Although the panic selling chart is a theoretical analysis, it is backed up by actual data from real investors.  Vanguard reviewed information from Morningstar estimating the difference between fund results and the results obtained by investors in those same funds.  They concluded that investor performance lags fund performance by about 1 to 2.5 percentage points depending on the particular comparison, as shown in this figure from Vanguard.

Although some investing decisions are presumably for simple reasons like someone needs the money to buy a car, the coincidence of cumulative market inflows and outflows with the larger market ups and downs as discussed in the Vanguard review strongly suggests that most decisions are an emotional reaction to market volatility.  No matter what time frame you look at, the data are pretty clear.  Making decisions driven by greed and fear, or emotions in general, is a poor investment approach.

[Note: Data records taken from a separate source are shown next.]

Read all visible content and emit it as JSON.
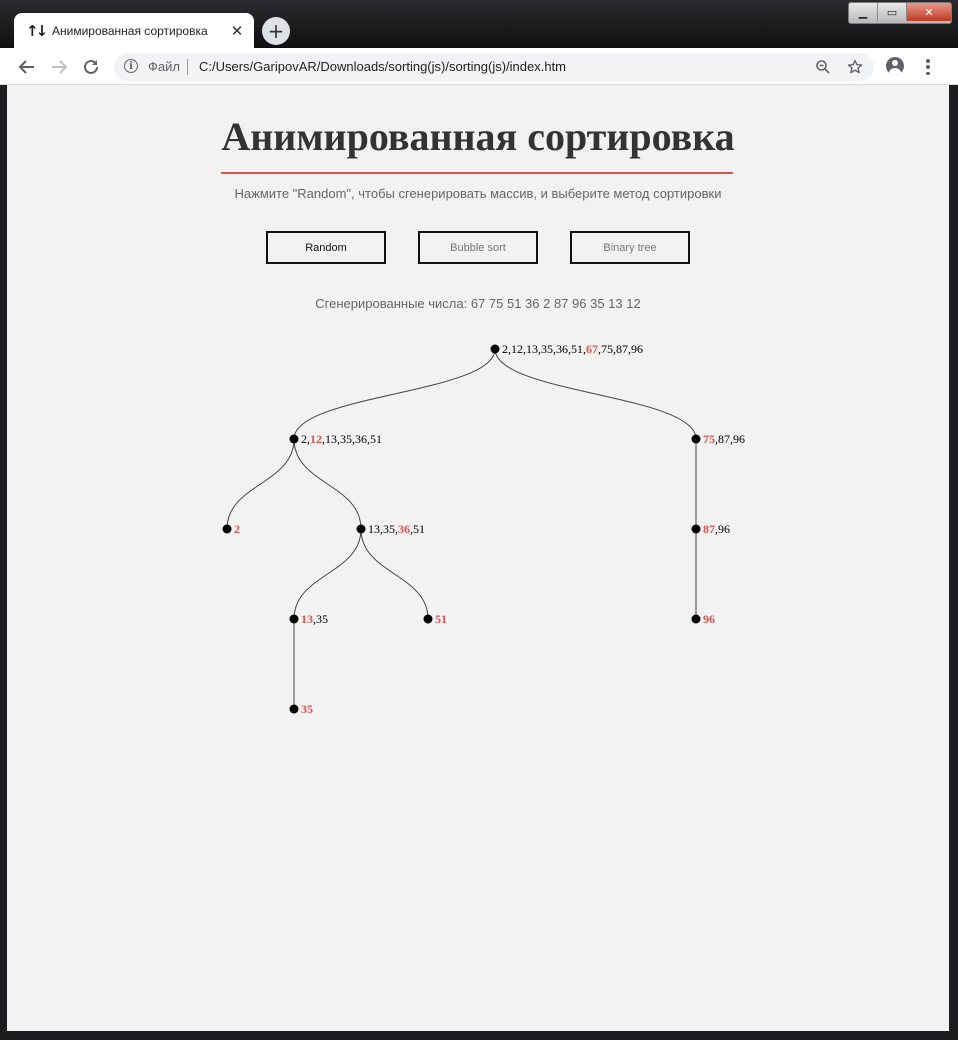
{
  "browser": {
    "tab_title": "Анимированная сортировка",
    "tab_icon": "↑↓",
    "scheme_label": "Файл",
    "url": "C:/Users/GaripovAR/Downloads/sorting(js)/sorting(js)/index.htm"
  },
  "page": {
    "title": "Анимированная сортировка",
    "subtitle": "Нажмите \"Random\", чтобы сгенерировать массив, и выберите метод сортировки",
    "buttons": {
      "random": "Random",
      "bubble": "Bubble sort",
      "tree": "Binary tree"
    },
    "generated_text": "Сгенерированные числа: 67 75 51 36 2 87 96 35 13 12"
  },
  "tree": {
    "nodes": [
      {
        "id": "n1",
        "values": [
          2,
          12,
          13,
          35,
          36,
          51,
          67,
          75,
          87,
          96
        ],
        "highlight": 67
      },
      {
        "id": "n2",
        "values": [
          2,
          12,
          13,
          35,
          36,
          51
        ],
        "highlight": 12
      },
      {
        "id": "n3",
        "values": [
          75,
          87,
          96
        ],
        "highlight": 75
      },
      {
        "id": "n4",
        "values": [
          2
        ],
        "highlight": 2
      },
      {
        "id": "n5",
        "values": [
          13,
          35,
          36,
          51
        ],
        "highlight": 36
      },
      {
        "id": "n6",
        "values": [
          87,
          96
        ],
        "highlight": 87
      },
      {
        "id": "n7",
        "values": [
          13,
          35
        ],
        "highlight": 13
      },
      {
        "id": "n8",
        "values": [
          51
        ],
        "highlight": 51
      },
      {
        "id": "n9",
        "values": [
          96
        ],
        "highlight": 96
      },
      {
        "id": "n10",
        "values": [
          35
        ],
        "highlight": 35
      }
    ],
    "edges": [
      [
        "n1",
        "n2"
      ],
      [
        "n1",
        "n3"
      ],
      [
        "n2",
        "n4"
      ],
      [
        "n2",
        "n5"
      ],
      [
        "n3",
        "n6"
      ],
      [
        "n5",
        "n7"
      ],
      [
        "n5",
        "n8"
      ],
      [
        "n6",
        "n9"
      ],
      [
        "n7",
        "n10"
      ]
    ],
    "highlight_color": "#d9534f"
  }
}
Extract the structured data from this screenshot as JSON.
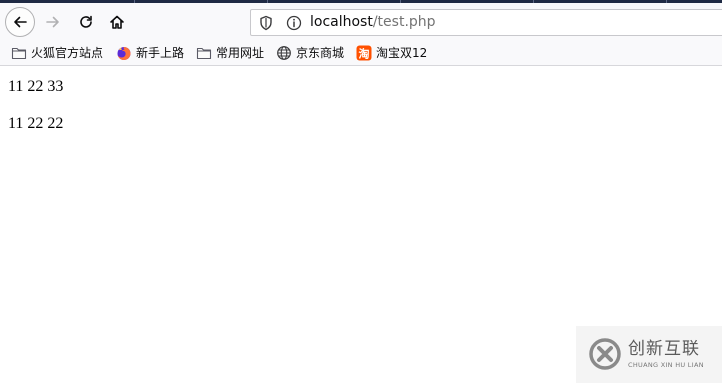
{
  "browser": {
    "url_host": "localhost",
    "url_path": "/test.php",
    "nav_icons": [
      "back-arrow-icon",
      "forward-arrow-icon",
      "reload-icon",
      "home-icon"
    ],
    "url_icons": [
      "shield-icon",
      "info-icon"
    ]
  },
  "bookmarks": [
    {
      "label": "火狐官方站点",
      "icon": "folder-icon"
    },
    {
      "label": "新手上路",
      "icon": "firefox-icon"
    },
    {
      "label": "常用网址",
      "icon": "folder-icon"
    },
    {
      "label": "京东商城",
      "icon": "globe-icon"
    },
    {
      "label": "淘宝双12",
      "icon": "taobao-icon"
    }
  ],
  "page": {
    "lines": [
      "11 22 33",
      "11 22 22"
    ]
  },
  "watermark": {
    "title": "创新互联",
    "subtitle": "CHUANG XIN HU LIAN"
  },
  "colors": {
    "toolbar": "#f9f9fb",
    "taobao": "#ff5000",
    "firefox": "#ff7139"
  }
}
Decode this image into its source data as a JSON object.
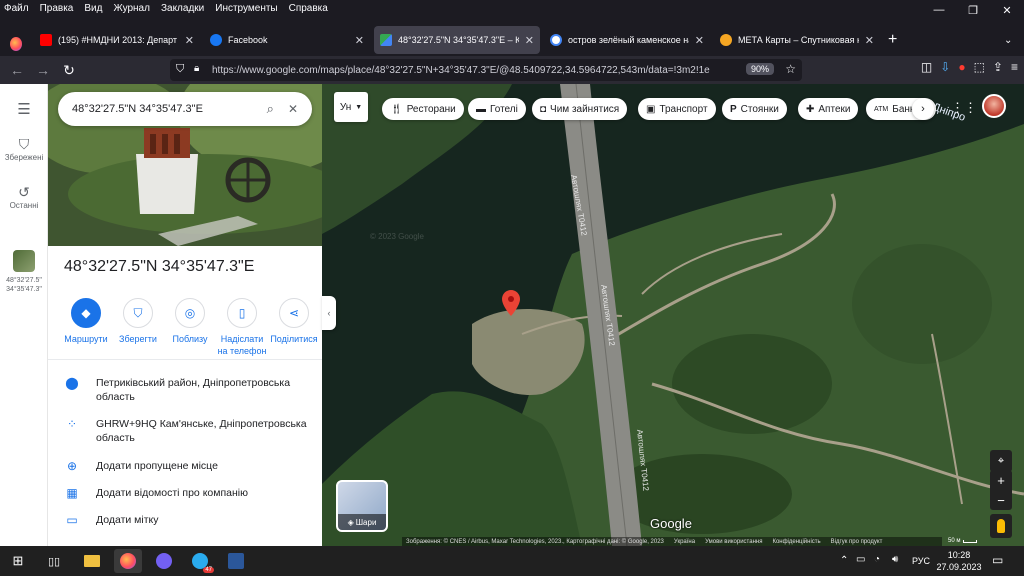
{
  "menu": [
    "Файл",
    "Правка",
    "Вид",
    "Журнал",
    "Закладки",
    "Инструменты",
    "Справка"
  ],
  "tabs": [
    {
      "title": "(195) #НМДНИ 2013: Департ",
      "favicon_color": "#ff0000",
      "icon": "youtube-icon"
    },
    {
      "title": "Facebook",
      "favicon_color": "#1877f2",
      "icon": "facebook-icon"
    },
    {
      "title": "48°32'27.5\"N 34°35'47.3\"E – Карт",
      "favicon_color": "#34a853",
      "icon": "google-maps-icon",
      "active": true
    },
    {
      "title": "остров зелёный каменское на",
      "favicon_color": "#4285f4",
      "icon": "google-icon"
    },
    {
      "title": "МЕТА Карты – Спутниковая к",
      "favicon_color": "#f5a623",
      "icon": "meta-maps-icon"
    }
  ],
  "new_tab_label": "+",
  "url": "https://www.google.com/maps/place/48°32'27.5\"N+34°35'47.3\"E/@48.5409722,34.5964722,543m/data=!3m2!1e",
  "zoom_level": "90%",
  "rail": {
    "menu_label": "",
    "saved_label": "Збережені",
    "recent_label": "Останні",
    "recent_item": "48°32'27.5\" 34°35'47.3\""
  },
  "search": {
    "value": "48°32'27.5\"N 34°35'47.3\"E"
  },
  "place": {
    "title": "48°32'27.5\"N 34°35'47.3\"E"
  },
  "actions": [
    {
      "label": "Маршрути",
      "icon": "directions-icon",
      "primary": true
    },
    {
      "label": "Зберегти",
      "icon": "bookmark-icon"
    },
    {
      "label": "Поблизу",
      "icon": "nearby-icon"
    },
    {
      "label": "Надіслати на телефон",
      "icon": "send-to-phone-icon"
    },
    {
      "label": "Поділитися",
      "icon": "share-icon"
    }
  ],
  "info": [
    {
      "text": "Петриківський район, Дніпропетровська область",
      "icon": "location-pin-icon"
    },
    {
      "text": "GHRW+9HQ Кам'янське, Дніпропетровська область",
      "icon": "plus-code-icon"
    },
    {
      "text": "Додати пропущене місце",
      "icon": "add-place-icon"
    },
    {
      "text": "Додати відомості про компанію",
      "icon": "add-business-icon"
    },
    {
      "text": "Додати мітку",
      "icon": "label-icon"
    }
  ],
  "map": {
    "language_button": "Ун",
    "chips": [
      {
        "label": "Ресторани",
        "icon": "restaurant-icon"
      },
      {
        "label": "Готелі",
        "icon": "hotel-icon"
      },
      {
        "label": "Чим зайнятися",
        "icon": "camera-icon"
      },
      {
        "label": "Транспорт",
        "icon": "transit-icon"
      },
      {
        "label": "Стоянки",
        "icon": "parking-icon"
      },
      {
        "label": "Аптеки",
        "icon": "pharmacy-icon"
      },
      {
        "label": "Банк",
        "icon": "bank-icon"
      }
    ],
    "road_labels": [
      "Автошлях Т0412",
      "Автошлях Т0412",
      "Автошлях Т0412"
    ],
    "river_label": "ка Дніпро",
    "layers_label": "Шари",
    "watermark": "Google",
    "copyright": "Зображення: © CNES / Airbus, Maxar Technologies, 2023., Картографічні дані: © Google, 2023",
    "footer_links": [
      "Україна",
      "Умови використання",
      "Конфіденційність",
      "Відгук про продукт"
    ],
    "scale_label": "50 м",
    "faint_label": "© 2023 Google"
  },
  "taskbar": {
    "time": "10:28",
    "date": "27.09.2023",
    "lang": "РУС",
    "badge": "47"
  }
}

The obvious advantage of mindfulness is that you avoid the greed and fear trap that imprisons most (perhaps 99%) other investors.  This trap is the source of the Warren Buffet adage that we should, “Be greedy when others are fearful and fearful when others are greedy.”  People are always looking for some advantage in investing, even doing illegal things like trading based on insider information.  If you like to think about investing in competitive terms, mindfulness provides us with a readily accessible advantage over the vast majority of our investing competitors.  Better controlling our emotions makes us smarter than other investors, at least in terms of “emotional intelligence”.  It allows us to recognize when others are avoiding risks irrationally or taking on risks recklessly.  We discuss this concept more in Article 5 on “beating the market”.   But first, read Article 4.2, which describes how to use mindfulness to better handle greed and fear.

3 comments

  1. Nice article. I love the “Be greedy when others are fearful and fearful when others are greedy” quote. I attribute this to Warren Buffett in his New York Times dditorial from 2008 (www.nytimes.com/2008/10/17/opinion/17buffett.html), but it may have come from someone else before that.

    • Karl Steiner says:

      Thanks for the positive input! I like that quote as well. I didn’t attribute it to Uncle Warren in this case, because there are a lot of miss attributed quotes floating around the internet. I try to not perpetuate those mistakes if I’m not absolutely sure. I think this particular greedy/fearful quote is so popular that it has safely risen to the pantheon of popular culture. Having your actual original citation may lead me to update this sentence soon.